Recently, I wanted to crawl a whole bunch of PDF’s, and since I didn’t know where the PDF’s were going to come from, Heritrix seemed like a natural fit to help me out. I’ll go over some of the less intuitive steps:
Download the right version of the crawler
That is to say, version 1.*. Version 2 seems to have been dropped, and version 3 does not yet have all of the features from version 1 implemented (not to mention, the user interface seems to have gone downhill).
For your convenience, here’s a link to the download page.

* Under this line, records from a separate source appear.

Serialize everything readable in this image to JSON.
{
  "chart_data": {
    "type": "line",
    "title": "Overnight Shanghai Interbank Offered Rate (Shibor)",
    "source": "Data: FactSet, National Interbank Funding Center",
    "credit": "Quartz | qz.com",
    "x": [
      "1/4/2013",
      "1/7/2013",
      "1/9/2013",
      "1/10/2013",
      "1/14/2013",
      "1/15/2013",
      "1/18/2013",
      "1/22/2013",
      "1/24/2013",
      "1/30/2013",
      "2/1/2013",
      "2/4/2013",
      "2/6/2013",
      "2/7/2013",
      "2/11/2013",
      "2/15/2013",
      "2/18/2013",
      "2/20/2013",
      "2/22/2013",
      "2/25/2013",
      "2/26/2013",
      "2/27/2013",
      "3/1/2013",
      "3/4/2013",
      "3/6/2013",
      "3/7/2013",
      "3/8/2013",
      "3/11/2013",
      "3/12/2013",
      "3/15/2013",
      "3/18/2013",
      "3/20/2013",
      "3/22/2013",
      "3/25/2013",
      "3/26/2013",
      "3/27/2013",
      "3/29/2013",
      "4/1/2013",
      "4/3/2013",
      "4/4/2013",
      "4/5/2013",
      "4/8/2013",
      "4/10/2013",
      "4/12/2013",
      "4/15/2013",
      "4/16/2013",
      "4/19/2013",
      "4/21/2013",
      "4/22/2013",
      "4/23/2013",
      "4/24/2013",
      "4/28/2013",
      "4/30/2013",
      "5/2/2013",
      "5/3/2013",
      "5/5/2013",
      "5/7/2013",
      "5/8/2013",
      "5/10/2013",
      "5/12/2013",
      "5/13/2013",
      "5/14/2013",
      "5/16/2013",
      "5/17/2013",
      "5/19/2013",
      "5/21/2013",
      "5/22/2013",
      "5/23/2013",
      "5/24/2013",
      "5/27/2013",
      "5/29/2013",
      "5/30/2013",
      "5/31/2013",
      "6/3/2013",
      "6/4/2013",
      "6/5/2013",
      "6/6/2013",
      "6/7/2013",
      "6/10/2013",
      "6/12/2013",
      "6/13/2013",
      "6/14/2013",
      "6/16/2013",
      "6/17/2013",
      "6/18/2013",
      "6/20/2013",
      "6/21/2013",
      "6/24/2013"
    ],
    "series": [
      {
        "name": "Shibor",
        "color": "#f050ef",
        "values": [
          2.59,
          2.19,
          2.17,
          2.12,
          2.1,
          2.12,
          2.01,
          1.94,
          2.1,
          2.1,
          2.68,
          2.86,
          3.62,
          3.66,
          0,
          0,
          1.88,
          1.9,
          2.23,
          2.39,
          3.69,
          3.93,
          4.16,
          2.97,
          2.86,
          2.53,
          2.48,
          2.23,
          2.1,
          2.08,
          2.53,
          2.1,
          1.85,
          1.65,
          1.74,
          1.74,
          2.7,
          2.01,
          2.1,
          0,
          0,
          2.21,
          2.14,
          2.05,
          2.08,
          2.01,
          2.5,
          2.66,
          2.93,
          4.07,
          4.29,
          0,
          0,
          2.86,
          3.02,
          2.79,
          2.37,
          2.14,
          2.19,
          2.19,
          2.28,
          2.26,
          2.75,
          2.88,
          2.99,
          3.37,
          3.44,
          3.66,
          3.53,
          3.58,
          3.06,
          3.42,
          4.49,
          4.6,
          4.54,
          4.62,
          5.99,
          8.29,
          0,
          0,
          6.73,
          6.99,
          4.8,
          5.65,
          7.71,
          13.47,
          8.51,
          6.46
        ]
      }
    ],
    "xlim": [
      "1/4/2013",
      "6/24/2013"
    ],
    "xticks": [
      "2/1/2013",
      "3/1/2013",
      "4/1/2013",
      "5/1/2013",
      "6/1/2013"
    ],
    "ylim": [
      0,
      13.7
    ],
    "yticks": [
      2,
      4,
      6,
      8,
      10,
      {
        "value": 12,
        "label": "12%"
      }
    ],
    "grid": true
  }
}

Make sure you’re rejecting almost everything
You almost certainly don’t want all the web has to offer. You only want a tiny fraction of it. For instance, I use a MatchesRegexpDecideRule to drop any media content with the following expression:
.*.(jpg|jpeg|gif|png|mpg|mpeg|txt|css|js|ppt|JPG|tar.gz|flv|MPG|zip|exe|avi|tvd)$
Similarly, you’ll want to drop pesky calendar like applications:
.*(calendar|/api|lecture).*
And any dynamic pages that want to suck up your bandwidth:
.*?.*
Save only what you need
Heritrix has a nice property of allowing for decision rules to be placed almost anywhere, including just before when a file gets written to disk. To avoid writing files you’re uninterested in, you can request that only certain mimetypes are allowed through – add a default reject rule, and then only accept files you want – in my case pdfs or postscript files:
.*(pdf|postscript).*
Regular expressions are full, not partial matches
You need to ensure your regular expression matches the entire item, not just part of it. This means pre and post-pending
.*
to your normal patterns.
If you’re feeling lazy, you can download the crawl order I used and use it as a base for your crawl. Good luck!